Off-Highway Vehicle Abuse Can Ruin the Hunt

By Franklin Seal
July 11, 2008

I stumbeled across the article below in the most recent issue of the Backcountry Hunters and Anglers journal. The entire journal is online in PDF format, but I've reproduced the article here to encourage more folks to read it. The author, Mark Clifford, was born and raised in northern California and completed a Ph.D. in Comparative Pathology at the University of California, Davis. His passions include hunting, fishing and habitat conservation.

Off-Highway Vehicle Abuse Can Ruin the Hunt

By Mark Clifford, California

This past archery season I found that my childhood hunting area had been spoiled by thoughtless riders on off-highway vehicles. My brother and I have hiked and hunted this steep and rugged terrain on and off for the past 20 years, always enjoying the solitude and challenge. In just one afternoon the individual on the off-highway vehicle had impacted the habitat more than our 20 years of hiking and hunting.

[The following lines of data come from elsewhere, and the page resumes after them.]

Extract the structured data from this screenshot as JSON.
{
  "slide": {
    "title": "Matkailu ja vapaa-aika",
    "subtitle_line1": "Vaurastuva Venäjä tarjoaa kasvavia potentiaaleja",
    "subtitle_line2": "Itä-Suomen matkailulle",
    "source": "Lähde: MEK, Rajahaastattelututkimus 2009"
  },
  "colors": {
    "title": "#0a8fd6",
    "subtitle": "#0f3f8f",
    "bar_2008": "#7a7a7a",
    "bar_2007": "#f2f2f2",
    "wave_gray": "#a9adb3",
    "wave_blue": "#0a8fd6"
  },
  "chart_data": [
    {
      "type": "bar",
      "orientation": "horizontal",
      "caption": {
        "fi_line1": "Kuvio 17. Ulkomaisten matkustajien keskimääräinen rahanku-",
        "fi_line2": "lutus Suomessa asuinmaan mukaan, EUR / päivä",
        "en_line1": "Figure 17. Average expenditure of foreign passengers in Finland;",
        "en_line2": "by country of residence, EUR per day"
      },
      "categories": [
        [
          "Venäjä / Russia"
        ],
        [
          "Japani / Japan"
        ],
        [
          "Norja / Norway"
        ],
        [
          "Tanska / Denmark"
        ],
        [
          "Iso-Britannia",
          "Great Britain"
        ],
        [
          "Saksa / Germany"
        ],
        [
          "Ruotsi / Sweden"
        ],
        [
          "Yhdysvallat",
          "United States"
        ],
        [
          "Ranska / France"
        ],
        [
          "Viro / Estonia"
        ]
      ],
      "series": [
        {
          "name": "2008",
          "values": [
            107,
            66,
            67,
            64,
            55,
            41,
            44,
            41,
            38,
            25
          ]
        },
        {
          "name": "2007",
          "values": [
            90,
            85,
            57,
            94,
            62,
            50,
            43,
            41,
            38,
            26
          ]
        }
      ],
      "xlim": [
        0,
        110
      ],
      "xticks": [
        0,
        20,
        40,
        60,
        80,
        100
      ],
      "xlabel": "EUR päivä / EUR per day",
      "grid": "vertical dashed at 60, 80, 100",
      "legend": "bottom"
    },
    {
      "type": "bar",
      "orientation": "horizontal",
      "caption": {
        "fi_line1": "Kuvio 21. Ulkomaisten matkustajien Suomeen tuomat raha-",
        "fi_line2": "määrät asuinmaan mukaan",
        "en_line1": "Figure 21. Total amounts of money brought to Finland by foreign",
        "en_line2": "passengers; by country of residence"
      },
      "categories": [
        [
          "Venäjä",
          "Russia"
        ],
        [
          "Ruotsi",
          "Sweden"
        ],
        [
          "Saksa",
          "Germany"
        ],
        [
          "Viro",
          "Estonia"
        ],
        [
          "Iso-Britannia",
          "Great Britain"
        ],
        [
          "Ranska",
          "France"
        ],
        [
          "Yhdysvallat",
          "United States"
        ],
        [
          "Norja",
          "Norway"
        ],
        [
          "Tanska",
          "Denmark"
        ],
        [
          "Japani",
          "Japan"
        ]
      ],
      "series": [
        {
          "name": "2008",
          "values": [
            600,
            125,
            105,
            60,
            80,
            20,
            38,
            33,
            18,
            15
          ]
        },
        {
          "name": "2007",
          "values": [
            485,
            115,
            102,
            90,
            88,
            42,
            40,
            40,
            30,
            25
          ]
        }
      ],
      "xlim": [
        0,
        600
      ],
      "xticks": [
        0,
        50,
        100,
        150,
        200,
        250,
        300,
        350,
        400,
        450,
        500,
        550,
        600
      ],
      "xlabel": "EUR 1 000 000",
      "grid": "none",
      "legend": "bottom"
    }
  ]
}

The "hill" as we called it, is located along the edge of the Shasta Valley. The foothills are covered with acorn-rich oak trees, dense manzanita and buck brush, and as you climb higher these species give way to dense stands of pine, fir, and cedar. On different occasions we've seen owls, bobcats, black bears, turkeys, squirrels, foxes, skunks, quail, rabbits, badgers, snakes, vultures, coyotes, plenty of blacktail deer and have also found fresh mountain lion kills. We've put some nice bucks in the freezer...but you've got to hunt hard.

Going up there this past August, I found that someone on an off-highway motorcycle had mangled the trails and cut trees and bushes just to get to the summit—a place where we've been going on foot since we were children. This is the same story that you'll hear all across the West. Off-highway vehicle abuse is directly impacting land and water habitat, compromising our fishing and hunting opportunities. I'm not suggesting that people shouldn't be allowed to have their fun off-road, but no one has the right to damage our publicly owned National Forests. In a perfect world we could trust individuals to use common sense and good ethics, but it seems like these days even sportsmen are running rough shod over game habitat. Why would we desecrate the very habitat on which our game species rely?

As published by Trout Unlimited (Public Lands Initiative) the roadless backcountry is where Idaho's biggest mule deer bucks and bull elk are found, and of the remaining 7% of Idaho's healthy native bull trout populations, 87% of these are in roadless areas. Like many states in the West, even the populous State of California is blessed with large tracts of public lands available for public use and for the protection of animal habitat.

For some time it appeared that hunters and anglers were stuck in the middle between groups that want to destroy habitat, and groups that want to ban hunting and erase the Second Amendment. Conservation-minded sportsmen had little representation, despite the large number of Americans who do consider themselves sportsmen and women (34 million Americans went fishing or hunting in 2006).

Thankfully today there are groups working for solutions like BHA and Trout Unlimited As stated by Theodore Roosevelt, "I recognize the rights and duty of this generation to develop and use the natural resources of our land; but I do not recognize a right to waste them or to rob, by wasteful use, the generations that come after us".